The defendant, in his brief, alleges that “at the time Trompetta testified on the state’s rebuttal case, he and the prosecutor deliberately led the court, the jury and the defense to believe that he was testifying based upon his own personal knowledge.” In his reply brief, the defendant asserts that *168Trompetta’s testimony was “offered with full advance knowledge on the part of either the prosecutor, or Trompetta, or both.” The defendant, however, made no claim of prosecutorial misconduct at the time of trial. In fact, he stated to the trial court, “I didn’t know if [the prosecuting attorney] knew [of Trompetta’s lack of personal knowledge] or not when he put the witness on the stand.” The defendant pressed no claim of prosecutorial misconduct at the time of trial; moreover, his present suggestion of prosecutorial misconduct is unsupported and speculative. He has suggested no exceptional circumstances to warrant departure from the general rule that limits appellate review to those issues on which the trial court has had an opportunity to rule. Knight v. Bourbeau, 194 Conn. 702, 704 n.3, 485 A.2d 919 (1984).

The trial court ruled: “This evidence was [admitted] for the limited purpose of challenging the credibility of [the defendant] on a particular point. It is not an essential element of the case, to be sure. And the court is satisfied that its curative instruction has in fact solved the problem.
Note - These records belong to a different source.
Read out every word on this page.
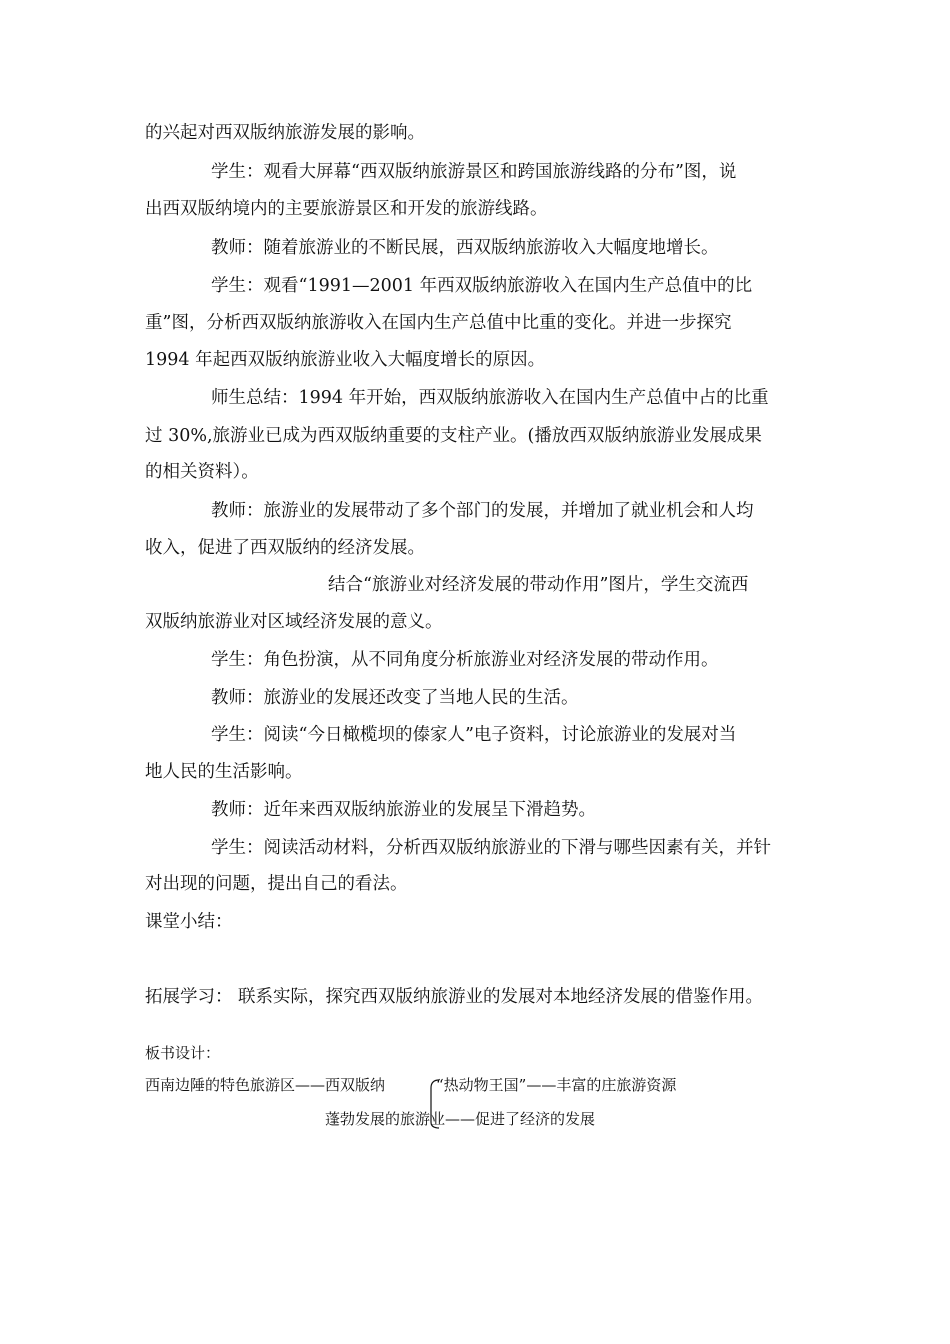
的兴起对西双版纳旅游发展的影响。
学生：观看大屏幕“西双版纳旅游景区和跨国旅游线路的分布”图，说
出西双版纳境内的主要旅游景区和开发的旅游线路。
教师：随着旅游业的不断民展，西双版纳旅游收入大幅度地增长。
学生：观看“1991—2001 年西双版纳旅游收入在国内生产总值中的比
重”图，分析西双版纳旅游收入在国内生产总值中比重的变化。并进一步探究
1994 年起西双版纳旅游业收入大幅度增长的原因。
师生总结：1994 年开始，西双版纳旅游收入在国内生产总值中占的比重
过 30%,旅游业已成为西双版纳重要的支柱产业。(播放西双版纳旅游业发展成果
的相关资料）。
教师：旅游业的发展带动了多个部门的发展，并增加了就业机会和人均
收入，促进了西双版纳的经济发展。
结合“旅游业对经济发展的带动作用”图片，学生交流西
双版纳旅游业对区域经济发展的意义。
学生：角色扮演，从不同角度分析旅游业对经济发展的带动作用。
教师：旅游业的发展还改变了当地人民的生活。
学生：阅读“今日橄榄坝的傣家人”电子资料，讨论旅游业的发展对当
地人民的生活影响。
教师：近年来西双版纳旅游业的发展呈下滑趋势。
学生：阅读活动材料，分析西双版纳旅游业的下滑与哪些因素有关，并针
对出现的问题，提出自己的看法。
课堂小结：
拓展学习： 联系实际，探究西双版纳旅游业的发展对本地经济发展的借鉴作用。
板书设计：
西南边陲的特色旅游区——西双版纳	“热动物王国”——丰富的庄旅游资源
蓬勃发展的旅游业——促进了经济的发展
At this point your motion for mistrial is denied.”

Prior to the verdict, on November 23,1992, the defendant filed a written motion for mistrial requesting that the trial court reconsider its denial of his oral motion for mistrial. This was denied in court on November 23,1992. On November 25, 1992, the defendant filed a motion for judgment of acquittal based on the theory of “legal impossibility” and “insufficiency of evidence.” The trial court denied this motion on March 23, 1993. On November 25,1992, the defendant filed a motion for a new trial based on Trompetta’s stricken testimony that repeated the reasons set forth in his written motion for mistrial.
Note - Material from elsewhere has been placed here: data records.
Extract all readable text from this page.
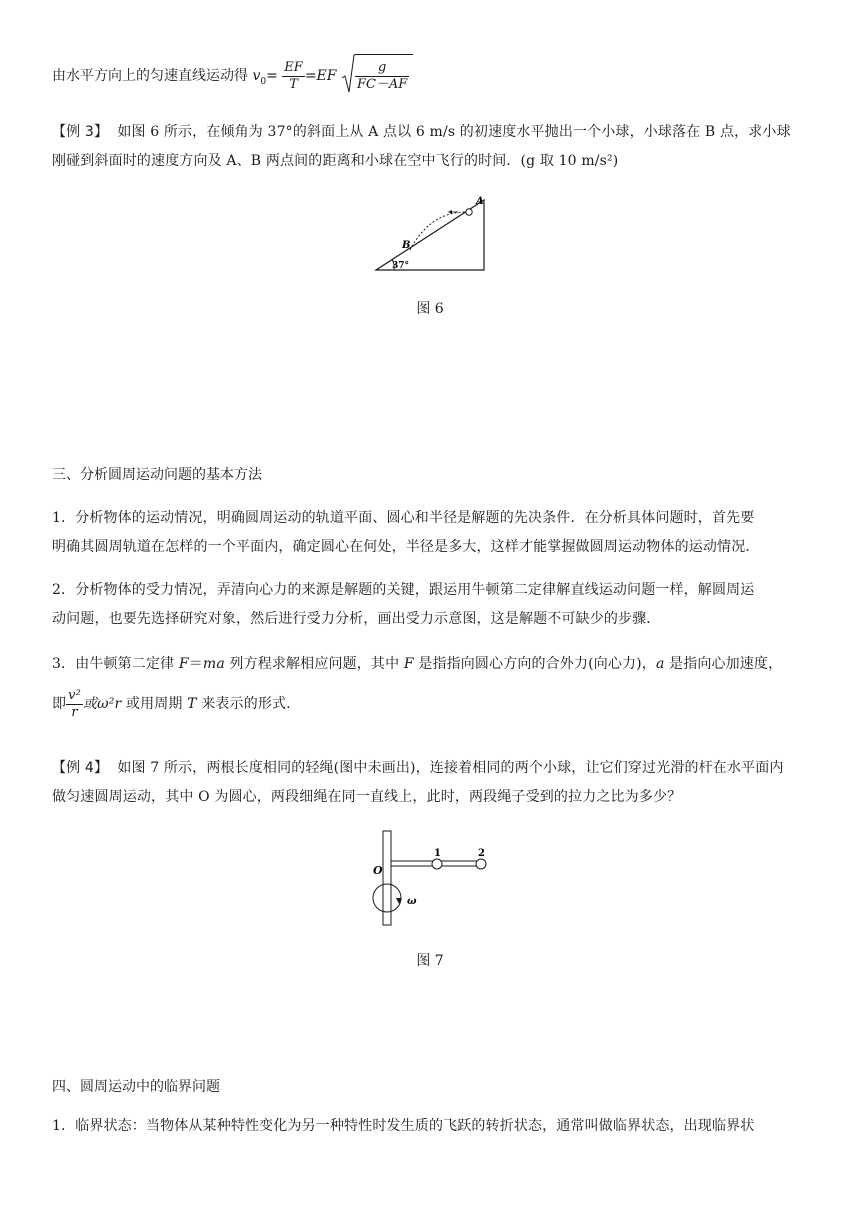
由水平方向上的匀速直线运动得 $v_0= \frac{EF}{T} =EF \frac{g}{FC-AF}$
【例 3】 如图 6 所示，在倾角为 37°的斜面上从 A 点以 6 m/s 的初速度水平抛出一个小球，小球落在 B 点，求小球
刚碰到斜面时的速度方向及 A、B 两点间的距离和小球在空中飞行的时间．(g 取 10 m/s²)
A
B
37°
图 6
三、分析圆周运动问题的基本方法
1．分析物体的运动情况，明确圆周运动的轨道平面、圆心和半径是解题的先决条件．在分析具体问题时，首先要
明确其圆周轨道在怎样的一个平面内，确定圆心在何处，半径是多大，这样才能掌握做圆周运动物体的运动情况．
2．分析物体的受力情况，弄清向心力的来源是解题的关键，跟运用牛顿第二定律解直线运动问题一样，解圆周运
动问题，也要先选择研究对象，然后进行受力分析，画出受力示意图，这是解题不可缺少的步骤．
3．由牛顿第二定律 F＝ma 列方程求解相应问题，其中 F 是指指向圆心方向的合外力(向心力)，a 是指向心加速度，
即 $\frac{\text{v²}}{r}$ 或ω²r 或用周期 T 来表示的形式.
【例 4】 如图 7 所示，两根长度相同的轻绳(图中未画出)，连接着相同的两个小球，让它们穿过光滑的杆在水平面内
做匀速圆周运动，其中 O 为圆心，两段细绳在同一直线上，此时，两段绳子受到的拉力之比为多少？
O
1	2
ω
图 7
四、圆周运动中的临界问题
1．临界状态：当物体从某种特性变化为另一种特性时发生质的飞跃的转折状态，通常叫做临界状态，出现临界状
On April 29,1993, the defendant requested an articulation on his motion for a new trial. On July 27, 1993, the trial court filed its articulation, in which it reiterated its earlier denial of the motions for mistrial and stated: “[U]pon the objection by [the defendant] to the testimony of Detective Trompetta as hearsay, and hearing counsel fully on the objection, the court sustained it and immediately instructed the jury to disregard it. The court perceived no change in the facial expressions of any of the jurors much less any change in posture that might suggest that the individual members thereof were particularly attentive to, interested in or affected in any way by that testimony. The court is satisfied that it made no impression upon them whatsoever. It might also note that the jury’s reaction to the curative instruction on being told to disregard the evidence and not to con*169sider it in any way whatsoever. Assuming, arguendo, the existence of some prejudice from this testimony, any such prejudice was minimized, if not eliminated.”

On August 6,1993, a hearing was held “[i]n view of the representation that no ruling was ever entered on the defendant’s motion for a new trial.” On September 17,1993, the trial court issued a memorandum of decision in which it reiterated its observations of the jury’s reaction to the stricken testimony and the court’s curative instruction, and denied the defendant’s motion for a new trial.